Many credit cards have fees. You will want to read your credit card agreement carefully to make sure you understand all the fees associated with your card. You can use the Federal Reserve’s consumer credit card agreements search to find general examples of the type and range of fees a credit card may have. Here are some common fee terms to look for:

  • An application fee is charged when you apply for a credit card.
  • An annual fee, membership fee, or participation fee is a charge for having the card. Some companies charge the entire fee once a year. Others charge a portion of the fee each month.
  • A set-up fee is charged when you open a new credit card account.
  • A cash advance fee is charged when you use your credit card to get cash. It may be a flat fee (for example, $3) or it may be a percentage of the cash advance (for example, 3 percent of the total amount of cash you requested, including any ATM fees).
  • A balance-transfer fee is charged when you transfer a balance from one credit card to another. It may be a flat fee (for example, $3) or it may be a percentage of the transfer (for example, 3 percent of the amount transferred).
  • A late-payment fee is charged if your payment is received after the due date.
  • An over-the-limit fee is charged if you make a purchase that takes your balance over your credit limit. Under new Federal Reserve Board regulations, you must authorize your credit card company to allow you to go over your limit or the company cannot charge you this fee. If you don’t authorize your credit card company to permit you to exceed your credit limit, your transaction will most likely be rejected. For more information on this change, read our guide to the new credit card regulations.
  • A credit-limit-increase fee is charged if you ask for and receive an increase in your credit limit.

Did you know?

Federal law limits the total fees charged during the first year after you open an account to 25% of the initial credit limit. For more information on your credit rights and protections, visit Credit Protection Laws or read our guide to the new credit card rules.

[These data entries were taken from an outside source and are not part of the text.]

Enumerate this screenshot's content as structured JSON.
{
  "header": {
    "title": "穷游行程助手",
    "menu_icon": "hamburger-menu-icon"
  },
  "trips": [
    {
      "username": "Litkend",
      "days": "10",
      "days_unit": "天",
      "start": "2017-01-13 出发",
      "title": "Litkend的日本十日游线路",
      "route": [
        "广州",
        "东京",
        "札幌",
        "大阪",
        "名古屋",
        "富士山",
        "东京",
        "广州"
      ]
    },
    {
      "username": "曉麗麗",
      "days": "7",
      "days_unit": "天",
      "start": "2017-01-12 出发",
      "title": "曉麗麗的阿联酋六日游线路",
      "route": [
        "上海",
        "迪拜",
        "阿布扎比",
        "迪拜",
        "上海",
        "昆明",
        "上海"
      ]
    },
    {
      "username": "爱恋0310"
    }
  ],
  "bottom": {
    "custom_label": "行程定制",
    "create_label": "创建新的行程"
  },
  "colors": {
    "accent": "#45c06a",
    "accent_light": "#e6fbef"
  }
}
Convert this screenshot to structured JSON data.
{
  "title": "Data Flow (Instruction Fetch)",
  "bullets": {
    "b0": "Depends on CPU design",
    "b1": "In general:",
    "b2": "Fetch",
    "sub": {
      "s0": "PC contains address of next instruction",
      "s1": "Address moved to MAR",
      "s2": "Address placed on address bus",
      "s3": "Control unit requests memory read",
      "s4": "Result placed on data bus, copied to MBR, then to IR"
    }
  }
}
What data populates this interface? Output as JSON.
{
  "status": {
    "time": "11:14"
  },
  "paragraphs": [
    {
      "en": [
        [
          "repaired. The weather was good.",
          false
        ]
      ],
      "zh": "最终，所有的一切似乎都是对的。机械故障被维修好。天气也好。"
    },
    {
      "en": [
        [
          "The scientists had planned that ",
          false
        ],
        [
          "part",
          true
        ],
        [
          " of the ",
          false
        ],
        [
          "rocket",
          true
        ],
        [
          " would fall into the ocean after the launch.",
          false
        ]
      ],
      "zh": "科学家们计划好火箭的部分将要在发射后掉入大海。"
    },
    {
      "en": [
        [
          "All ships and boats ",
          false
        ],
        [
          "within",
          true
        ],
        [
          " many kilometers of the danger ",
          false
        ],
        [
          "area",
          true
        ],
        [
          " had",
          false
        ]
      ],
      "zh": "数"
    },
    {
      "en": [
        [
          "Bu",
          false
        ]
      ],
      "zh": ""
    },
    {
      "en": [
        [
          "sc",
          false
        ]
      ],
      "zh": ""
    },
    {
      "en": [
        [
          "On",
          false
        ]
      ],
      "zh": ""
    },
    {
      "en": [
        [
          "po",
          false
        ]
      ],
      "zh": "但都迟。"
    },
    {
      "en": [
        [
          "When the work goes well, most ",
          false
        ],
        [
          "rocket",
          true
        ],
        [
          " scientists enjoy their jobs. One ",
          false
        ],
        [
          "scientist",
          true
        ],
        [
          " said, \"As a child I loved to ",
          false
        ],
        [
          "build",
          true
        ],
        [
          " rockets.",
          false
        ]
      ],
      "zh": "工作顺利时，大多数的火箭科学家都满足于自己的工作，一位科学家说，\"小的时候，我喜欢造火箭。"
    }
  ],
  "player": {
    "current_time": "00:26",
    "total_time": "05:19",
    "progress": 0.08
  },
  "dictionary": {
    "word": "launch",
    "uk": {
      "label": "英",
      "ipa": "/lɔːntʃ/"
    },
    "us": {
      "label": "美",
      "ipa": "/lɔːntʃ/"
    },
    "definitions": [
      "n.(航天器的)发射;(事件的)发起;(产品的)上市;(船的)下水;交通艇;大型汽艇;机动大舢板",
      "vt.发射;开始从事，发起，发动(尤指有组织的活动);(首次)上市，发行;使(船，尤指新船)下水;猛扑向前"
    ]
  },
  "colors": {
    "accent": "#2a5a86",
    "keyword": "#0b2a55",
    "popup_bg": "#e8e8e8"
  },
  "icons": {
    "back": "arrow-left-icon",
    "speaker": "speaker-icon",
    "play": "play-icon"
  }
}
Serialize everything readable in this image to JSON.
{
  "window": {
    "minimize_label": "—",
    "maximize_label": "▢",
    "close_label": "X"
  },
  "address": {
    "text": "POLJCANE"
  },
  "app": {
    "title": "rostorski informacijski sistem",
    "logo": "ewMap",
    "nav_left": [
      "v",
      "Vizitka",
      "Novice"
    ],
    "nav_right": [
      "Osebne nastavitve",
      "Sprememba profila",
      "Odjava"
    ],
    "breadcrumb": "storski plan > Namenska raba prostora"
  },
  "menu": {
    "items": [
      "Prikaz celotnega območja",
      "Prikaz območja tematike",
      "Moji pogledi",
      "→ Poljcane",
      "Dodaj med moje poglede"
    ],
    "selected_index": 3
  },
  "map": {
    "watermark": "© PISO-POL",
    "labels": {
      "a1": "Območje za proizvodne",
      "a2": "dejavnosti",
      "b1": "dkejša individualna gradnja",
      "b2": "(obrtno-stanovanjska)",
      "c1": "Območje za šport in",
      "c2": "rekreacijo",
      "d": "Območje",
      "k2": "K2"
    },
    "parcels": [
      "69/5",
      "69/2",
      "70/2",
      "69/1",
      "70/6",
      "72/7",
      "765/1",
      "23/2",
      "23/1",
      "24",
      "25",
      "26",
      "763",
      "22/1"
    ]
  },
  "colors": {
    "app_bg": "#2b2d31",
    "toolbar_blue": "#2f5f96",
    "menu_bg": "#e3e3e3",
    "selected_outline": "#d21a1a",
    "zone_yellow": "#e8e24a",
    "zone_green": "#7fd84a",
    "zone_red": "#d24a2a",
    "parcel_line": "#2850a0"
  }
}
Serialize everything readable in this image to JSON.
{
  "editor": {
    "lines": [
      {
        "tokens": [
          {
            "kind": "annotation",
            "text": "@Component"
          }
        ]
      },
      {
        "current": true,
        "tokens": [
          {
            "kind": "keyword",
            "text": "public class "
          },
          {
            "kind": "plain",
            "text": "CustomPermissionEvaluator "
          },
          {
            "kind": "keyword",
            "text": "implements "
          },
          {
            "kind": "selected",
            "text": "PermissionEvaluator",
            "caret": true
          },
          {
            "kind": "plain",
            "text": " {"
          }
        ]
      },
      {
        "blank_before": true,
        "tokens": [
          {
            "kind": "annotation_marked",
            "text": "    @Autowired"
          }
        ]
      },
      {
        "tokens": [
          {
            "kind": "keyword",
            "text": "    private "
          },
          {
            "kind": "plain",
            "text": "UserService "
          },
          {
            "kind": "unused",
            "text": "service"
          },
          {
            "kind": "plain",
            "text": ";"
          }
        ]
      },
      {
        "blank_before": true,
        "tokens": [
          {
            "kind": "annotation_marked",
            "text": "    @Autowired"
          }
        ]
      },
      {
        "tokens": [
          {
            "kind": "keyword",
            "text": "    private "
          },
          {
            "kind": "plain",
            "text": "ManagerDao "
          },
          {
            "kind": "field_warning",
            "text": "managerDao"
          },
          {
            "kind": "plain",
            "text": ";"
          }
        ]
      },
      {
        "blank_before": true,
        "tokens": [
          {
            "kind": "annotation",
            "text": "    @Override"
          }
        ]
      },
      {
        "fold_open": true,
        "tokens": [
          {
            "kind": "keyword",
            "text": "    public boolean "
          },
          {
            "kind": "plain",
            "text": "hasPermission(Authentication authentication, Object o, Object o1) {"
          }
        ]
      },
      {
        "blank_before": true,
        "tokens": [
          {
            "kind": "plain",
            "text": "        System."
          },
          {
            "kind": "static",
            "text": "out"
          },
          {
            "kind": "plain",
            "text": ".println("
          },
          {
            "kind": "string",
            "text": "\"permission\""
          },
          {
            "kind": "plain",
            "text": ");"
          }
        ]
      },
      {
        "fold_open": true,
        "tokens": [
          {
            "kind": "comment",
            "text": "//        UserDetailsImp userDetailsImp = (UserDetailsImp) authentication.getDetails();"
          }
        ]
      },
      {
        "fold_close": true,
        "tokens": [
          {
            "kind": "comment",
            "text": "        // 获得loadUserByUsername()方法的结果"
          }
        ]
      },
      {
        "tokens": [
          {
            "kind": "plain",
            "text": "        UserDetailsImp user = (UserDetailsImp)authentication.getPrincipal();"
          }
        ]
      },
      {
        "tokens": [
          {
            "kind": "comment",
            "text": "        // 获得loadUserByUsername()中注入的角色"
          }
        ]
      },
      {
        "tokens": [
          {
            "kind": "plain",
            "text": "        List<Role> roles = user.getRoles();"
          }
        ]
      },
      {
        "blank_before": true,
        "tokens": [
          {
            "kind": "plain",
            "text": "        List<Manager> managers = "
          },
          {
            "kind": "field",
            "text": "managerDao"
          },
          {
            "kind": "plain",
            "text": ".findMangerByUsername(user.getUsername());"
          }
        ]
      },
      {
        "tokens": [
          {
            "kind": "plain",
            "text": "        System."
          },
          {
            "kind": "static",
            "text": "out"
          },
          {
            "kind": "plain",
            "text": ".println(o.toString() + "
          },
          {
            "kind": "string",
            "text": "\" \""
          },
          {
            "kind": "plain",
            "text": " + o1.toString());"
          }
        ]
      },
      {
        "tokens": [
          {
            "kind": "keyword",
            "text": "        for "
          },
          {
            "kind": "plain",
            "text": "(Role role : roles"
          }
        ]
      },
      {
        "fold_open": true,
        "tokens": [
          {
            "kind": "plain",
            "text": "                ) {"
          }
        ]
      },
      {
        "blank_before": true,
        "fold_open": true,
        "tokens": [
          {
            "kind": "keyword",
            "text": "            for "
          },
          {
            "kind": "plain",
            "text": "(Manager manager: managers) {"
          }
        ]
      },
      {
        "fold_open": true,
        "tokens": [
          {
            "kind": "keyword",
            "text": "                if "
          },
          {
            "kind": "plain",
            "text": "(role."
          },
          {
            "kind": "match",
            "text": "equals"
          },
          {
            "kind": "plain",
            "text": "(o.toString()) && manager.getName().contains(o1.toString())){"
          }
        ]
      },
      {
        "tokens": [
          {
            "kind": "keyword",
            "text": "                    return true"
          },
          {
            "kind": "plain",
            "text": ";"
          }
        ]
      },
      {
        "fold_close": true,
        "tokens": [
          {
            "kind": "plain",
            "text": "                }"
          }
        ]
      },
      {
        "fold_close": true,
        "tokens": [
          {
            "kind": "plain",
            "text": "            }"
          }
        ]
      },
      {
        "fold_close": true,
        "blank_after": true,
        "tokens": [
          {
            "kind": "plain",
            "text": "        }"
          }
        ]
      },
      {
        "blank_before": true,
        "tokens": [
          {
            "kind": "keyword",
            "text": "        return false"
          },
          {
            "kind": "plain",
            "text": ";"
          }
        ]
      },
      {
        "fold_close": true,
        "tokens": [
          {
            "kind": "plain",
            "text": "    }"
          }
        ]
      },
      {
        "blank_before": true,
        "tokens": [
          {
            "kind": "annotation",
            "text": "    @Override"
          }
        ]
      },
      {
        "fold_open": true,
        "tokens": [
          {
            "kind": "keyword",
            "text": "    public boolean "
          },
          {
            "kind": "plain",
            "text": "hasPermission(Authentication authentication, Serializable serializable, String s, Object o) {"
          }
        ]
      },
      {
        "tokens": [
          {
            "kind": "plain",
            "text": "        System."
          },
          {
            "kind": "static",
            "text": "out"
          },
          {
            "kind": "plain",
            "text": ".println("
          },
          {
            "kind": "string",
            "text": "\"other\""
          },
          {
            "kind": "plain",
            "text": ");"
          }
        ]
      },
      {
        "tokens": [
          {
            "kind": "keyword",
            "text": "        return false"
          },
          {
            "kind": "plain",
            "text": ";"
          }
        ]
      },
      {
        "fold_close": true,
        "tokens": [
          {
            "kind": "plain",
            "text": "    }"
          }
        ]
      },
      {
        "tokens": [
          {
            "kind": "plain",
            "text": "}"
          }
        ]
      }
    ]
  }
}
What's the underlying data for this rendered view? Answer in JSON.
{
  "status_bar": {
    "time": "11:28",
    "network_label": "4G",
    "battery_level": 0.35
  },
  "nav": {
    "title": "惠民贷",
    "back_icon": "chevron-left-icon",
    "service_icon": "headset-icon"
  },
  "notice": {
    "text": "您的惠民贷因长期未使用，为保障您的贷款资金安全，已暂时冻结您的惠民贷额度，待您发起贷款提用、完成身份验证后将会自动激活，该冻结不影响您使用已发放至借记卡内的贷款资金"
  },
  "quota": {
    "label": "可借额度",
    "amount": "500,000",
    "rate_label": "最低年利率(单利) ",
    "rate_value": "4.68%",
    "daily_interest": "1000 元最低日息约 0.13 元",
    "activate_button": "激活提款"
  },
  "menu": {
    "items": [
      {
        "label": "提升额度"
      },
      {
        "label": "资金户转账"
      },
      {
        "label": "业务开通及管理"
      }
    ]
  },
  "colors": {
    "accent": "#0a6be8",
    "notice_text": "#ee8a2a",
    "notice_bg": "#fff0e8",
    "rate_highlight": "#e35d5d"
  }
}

Your credit card may also offer insurance or debt coverage, often with an associated fee. You should read your agreement carefully to make sure you understand the services offered and any fees.

Common services that may have fees include:

  • Insurance to cover your payments if you become unemployed or disabled, if you die, or if you encounter other situations outlined in your insurance policy.
  • Debt suspension coverage that puts your payments on “hold.” You will still need to pay back the debt after your situation ends.
  • Debt cancellation coverage that cancels your debt, so you won’t have to pay back any of your debt when your situation ends.

Lost or Stolen Cards

If your credit card is lost, stolen, or used without your authorization, you do not have to pay for any unauthorized charges greater than $50 under the Truth in Lending Act.

Call your credit card company as soon as you know you’ve lost your card or that your card number has been used without your authorization.

Keep a list of the customer service phone numbers for your cards in your files and carry it with you when you travel, so you have the numbers for all your cards in one place if your wallet or purse is lost or stolen. You can also check your monthly statement or your credit card company’s websites for a customer service number to call.